The results fail to measure a social benefit to HIT adoption over this period, although it should be noted that the finding is local both to the basic types of software systems commonly implemented over the study period, from 1998-2005, and the organizational structure of adopting hospitals. I will discuss these limitations further in the penultimate section of the paper.


These findings are estimated in a 20 percent sample of Medicare claims from 1998-2005; the sample includes 2.5 million inpatient admissions at 3880 hospitals. The claims data allows detailed tracking of patients’ health outcomes, services rendered, and medical expenditures. HIT adoption is measured at the hospital level from the Health Information and Management Systems Survey (HIMSS).
A fixed effects econometric model exploits within-hospital across-time variation in HIT adoption status to estimate the effects of adoption. The multi-year panel data along with variation in the timing of HIT adoption allows the inclusion of rich controls for time trends beyond those used in conventional differencein-differences analysis; in particular, I control for state-year fixed effects, adopter-specific time trends, and differential trends that vary according to a hospital’s baseline characteristics. I analyze potential threats to validity, testing for simultaneous changes in other hospital investments and probing the robustness of the results to any changes in patient sorting across hospitals.

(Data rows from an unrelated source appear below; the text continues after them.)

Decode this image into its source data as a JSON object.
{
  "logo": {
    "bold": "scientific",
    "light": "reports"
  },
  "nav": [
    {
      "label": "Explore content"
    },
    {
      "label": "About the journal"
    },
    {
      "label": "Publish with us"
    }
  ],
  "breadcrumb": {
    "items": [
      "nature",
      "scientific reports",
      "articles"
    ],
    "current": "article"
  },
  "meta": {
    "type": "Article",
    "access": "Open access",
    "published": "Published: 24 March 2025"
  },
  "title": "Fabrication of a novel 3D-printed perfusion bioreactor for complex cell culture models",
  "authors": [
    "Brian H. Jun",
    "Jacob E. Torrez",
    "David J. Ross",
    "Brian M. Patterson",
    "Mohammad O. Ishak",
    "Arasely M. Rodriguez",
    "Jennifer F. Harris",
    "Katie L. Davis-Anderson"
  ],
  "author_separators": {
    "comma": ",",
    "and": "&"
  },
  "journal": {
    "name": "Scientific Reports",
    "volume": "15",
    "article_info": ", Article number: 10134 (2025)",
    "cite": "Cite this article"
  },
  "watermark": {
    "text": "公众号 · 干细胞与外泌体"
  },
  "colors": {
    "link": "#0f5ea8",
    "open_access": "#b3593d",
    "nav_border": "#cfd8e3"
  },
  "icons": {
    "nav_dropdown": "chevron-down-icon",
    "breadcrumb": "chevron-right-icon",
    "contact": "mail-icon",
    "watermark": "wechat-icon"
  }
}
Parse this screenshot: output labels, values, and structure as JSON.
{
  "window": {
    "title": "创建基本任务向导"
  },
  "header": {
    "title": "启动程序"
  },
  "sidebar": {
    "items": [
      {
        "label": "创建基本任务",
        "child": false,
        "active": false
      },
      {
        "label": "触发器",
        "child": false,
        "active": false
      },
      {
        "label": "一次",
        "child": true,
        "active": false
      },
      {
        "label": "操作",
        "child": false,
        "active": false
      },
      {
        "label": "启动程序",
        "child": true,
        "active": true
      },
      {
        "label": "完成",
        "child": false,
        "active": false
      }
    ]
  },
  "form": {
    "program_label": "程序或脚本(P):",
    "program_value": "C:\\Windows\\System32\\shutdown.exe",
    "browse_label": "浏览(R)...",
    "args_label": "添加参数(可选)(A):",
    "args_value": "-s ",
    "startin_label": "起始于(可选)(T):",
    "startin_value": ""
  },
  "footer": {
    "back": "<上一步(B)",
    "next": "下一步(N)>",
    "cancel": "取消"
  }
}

Buntin et al. (2011) provide a review of recent literature on health IT, finding in a meta-analysis that 92% of studies suggested positive overall benefit to health IT. My analysis has several advantages over previous research. First, it estimates the impact of HIT over a broad, national sample of hospitals, rather than presenting a case study of a single institution or HMO (cf. Bates et al. 1999; Demakis et al. 2000; Evans et al. 1994; Javitt et al.). Second, it uses panel data to implement a difference-in-differences strategy, instead of relying on cross-sectional evidence (cf. DesRoches et al. 2010, Himmelstein et al. 2010).

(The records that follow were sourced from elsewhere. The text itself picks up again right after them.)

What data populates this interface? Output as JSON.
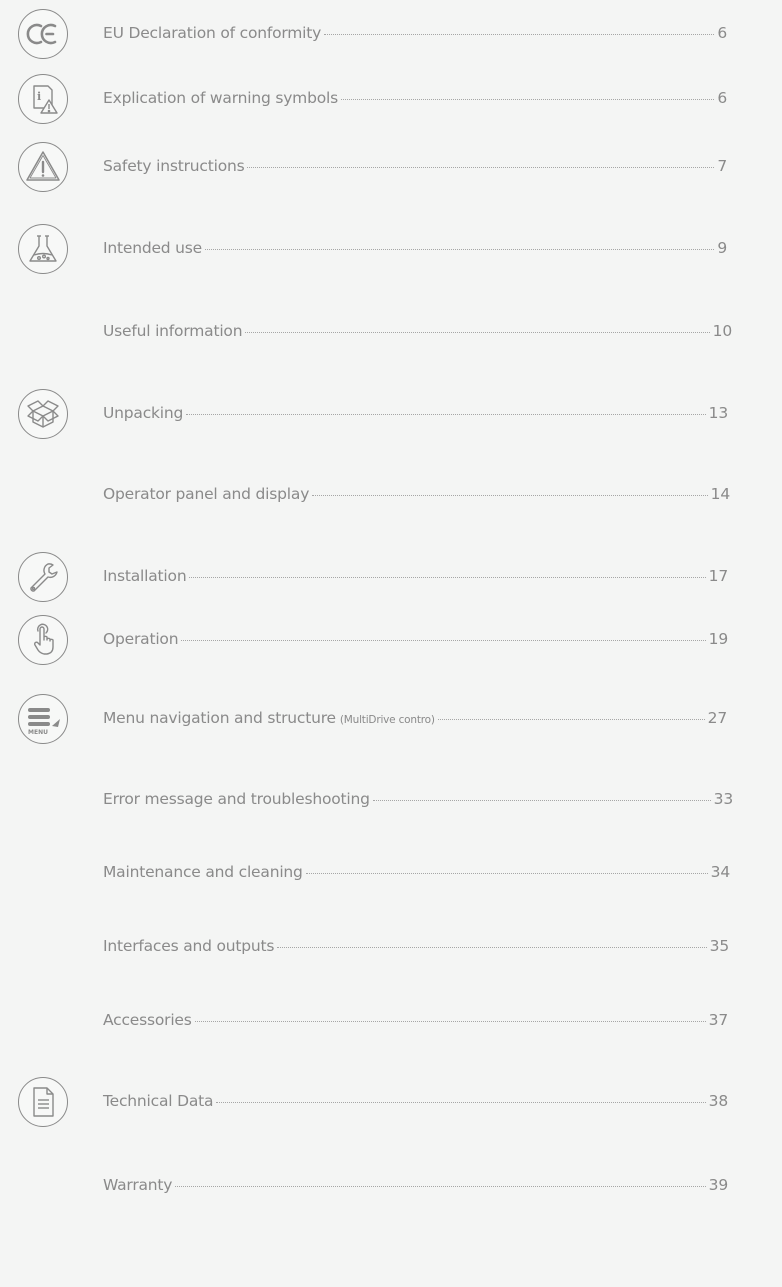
{
  "toc": [
    {
      "title": "EU Declaration of conformity",
      "page": "6",
      "icon": "ce-mark-icon"
    },
    {
      "title": "Explication of warning symbols",
      "page": "6",
      "icon": "info-warning-icon"
    },
    {
      "title": "Safety instructions",
      "page": "7",
      "icon": "warning-triangle-icon"
    },
    {
      "title": "Intended use",
      "page": "9",
      "icon": "flask-icon"
    },
    {
      "title": "Useful information",
      "page": "10",
      "icon": ""
    },
    {
      "title": "Unpacking",
      "page": "13",
      "icon": "box-icon"
    },
    {
      "title": "Operator panel and display",
      "page": "14",
      "icon": ""
    },
    {
      "title": "Installation",
      "page": "17",
      "icon": "wrench-icon"
    },
    {
      "title": "Operation",
      "page": "19",
      "icon": "hand-pointer-icon"
    },
    {
      "title": "Menu navigation and structure",
      "subtitle": "(MultiDrive contro)",
      "page": "27",
      "icon": "menu-icon"
    },
    {
      "title": "Error message and troubleshooting",
      "page": "33",
      "icon": ""
    },
    {
      "title": "Maintenance and cleaning",
      "page": "34",
      "icon": ""
    },
    {
      "title": "Interfaces and outputs",
      "page": "35",
      "icon": ""
    },
    {
      "title": "Accessories",
      "page": "37",
      "icon": ""
    },
    {
      "title": "Technical Data",
      "page": "38",
      "icon": "document-icon"
    },
    {
      "title": "Warranty",
      "page": "39",
      "icon": ""
    }
  ],
  "icon_labels": {
    "menu": "MENU"
  },
  "colors": {
    "text": "#8a8a8a",
    "background": "#f4f5f4",
    "icon_stroke": "#8a8a8a"
  }
}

My paper builds upon and complements the recent work on HIT with panel data by Miller and Tucker (2011), McCullough et al. (2011) and Furukawa et al. (2010). An advantage of my analysis is that it brings together a large set of outcome variables including medical expenditures and quality of care measures in addition to mortality rates, allowing a rich analysis of adoption costs and benefits; to my knowledge, it is the first large scale analysis of the impact of HIT on billing expenditures. Lastly, I implement a robust empirical strategy that controls for a rich set of state-by-year fixed effects and differential time trends that vary by hospital characteristics, rather than imposing uniform time trends across hospitals. This more flexible approach is particularly important for identifying the impact of HIT adoption on medical expenditures, as described in more detail in Section 3.1.


The paper proceeds as follows. Section 2 describes the data in more detail and discusses the HIT adoption decision. Section 3 presents the empirical strategy and results. Section 4 analyzes the policy implications and interpretation of these findings. The final section summarizes the results and concludes.